Elected to parliament in a volatile political period, Mahathir, as a government backbencher, launched himself into the main conflict of the day: the future of Singapore, with its large and economically powerful ethnic Chinese population, as a state of Malaysia. He vociferously attacked Singapore's dominant People's Action Party for being "pro-Chinese" and "anti-Malay" and called its leader, Lee Kuan Yew, "arrogant". Singapore was expelled from Malaysia in Mahathir's first full year in parliament. However, despite Mahathir's prominence as a backbencher, he lost his seat in the 1969 election, defeated by Yusof Rawa of the Pan-Malaysian Islamic Party (PAS). Mahathir attributed the loss of his seat to ethnic Chinese voters switching support from UMNO to PAS (being a Malay-dominated seat, only the two major Malay parties fielded candidates, leaving Chinese voters to choose between the Malay-centric UMNO and the Islamist PAS).
Large government losses in the election were followed by the race riots of 13 May 1969, in which hundreds of people were killed in clashes between Malays and Chinese. The previous year, Mahathir had predicted the outbreak of racial hostility. Now, outside parliament, he openly criticised the government, sending a letter to Abdul Rahman in which the prime minister was criticised for failing to uphold Malay interests. The letter, which soon became public, called for Abdul Rahman's resignation. By the end of the year, Mahathir had been fired from UMNO's Supreme Council and expelled from the party; Abdul Rahman had to be persuaded not to have him arrested.

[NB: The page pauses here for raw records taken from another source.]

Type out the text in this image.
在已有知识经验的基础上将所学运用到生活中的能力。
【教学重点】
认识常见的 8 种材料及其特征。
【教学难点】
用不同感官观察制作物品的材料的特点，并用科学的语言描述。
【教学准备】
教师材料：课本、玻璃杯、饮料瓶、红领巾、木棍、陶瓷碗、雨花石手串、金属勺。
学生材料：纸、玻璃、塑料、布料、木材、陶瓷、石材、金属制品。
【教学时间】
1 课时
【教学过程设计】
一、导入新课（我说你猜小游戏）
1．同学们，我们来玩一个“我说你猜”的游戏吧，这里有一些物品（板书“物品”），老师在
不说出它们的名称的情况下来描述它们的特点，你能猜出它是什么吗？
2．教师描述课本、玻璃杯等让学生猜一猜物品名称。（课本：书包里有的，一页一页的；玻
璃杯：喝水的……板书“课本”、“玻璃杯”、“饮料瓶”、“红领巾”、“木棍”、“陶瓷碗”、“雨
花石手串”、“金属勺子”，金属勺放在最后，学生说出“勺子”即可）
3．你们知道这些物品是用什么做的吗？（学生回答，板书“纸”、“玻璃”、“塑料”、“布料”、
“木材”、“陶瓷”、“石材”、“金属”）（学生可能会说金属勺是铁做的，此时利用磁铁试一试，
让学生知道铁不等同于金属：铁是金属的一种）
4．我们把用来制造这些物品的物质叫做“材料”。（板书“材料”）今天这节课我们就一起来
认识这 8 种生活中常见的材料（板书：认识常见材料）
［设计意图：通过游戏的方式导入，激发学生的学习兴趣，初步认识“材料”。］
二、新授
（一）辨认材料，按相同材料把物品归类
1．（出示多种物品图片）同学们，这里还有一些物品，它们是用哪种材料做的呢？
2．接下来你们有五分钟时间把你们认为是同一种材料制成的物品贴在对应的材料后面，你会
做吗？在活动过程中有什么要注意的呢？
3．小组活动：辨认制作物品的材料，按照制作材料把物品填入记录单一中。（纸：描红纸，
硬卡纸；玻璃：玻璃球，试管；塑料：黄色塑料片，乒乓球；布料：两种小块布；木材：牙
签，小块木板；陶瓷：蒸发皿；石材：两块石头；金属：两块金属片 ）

While in the political wilderness, Mahathir wrote his first book, The Malay Dilemma, in which he set out his vision for the Malay community. The book argued that a balance had to be achieved between enough government support for Malays so that their economic interests would not be dominated by the Chinese, and exposing Malays to sufficient competition to ensure that over time, Malays would lose what Mahathir saw as the characteristics of avoiding hard work and failing to "appreciate the real value of money and property". The book continued Mahathir's criticism of Abdul Rahman's government, and it was promptly banned. The ban was only lifted after Mahathir became prime minister in 1981; he thus served as a minister and deputy prime minister while being the author of a banned book. Academics R. S. Milne and Diane K. Mauzy argue that Mahathir's relentless attacks were the principal cause of Abdul Rahman's downfall and subsequent resignation as prime minister in 1970.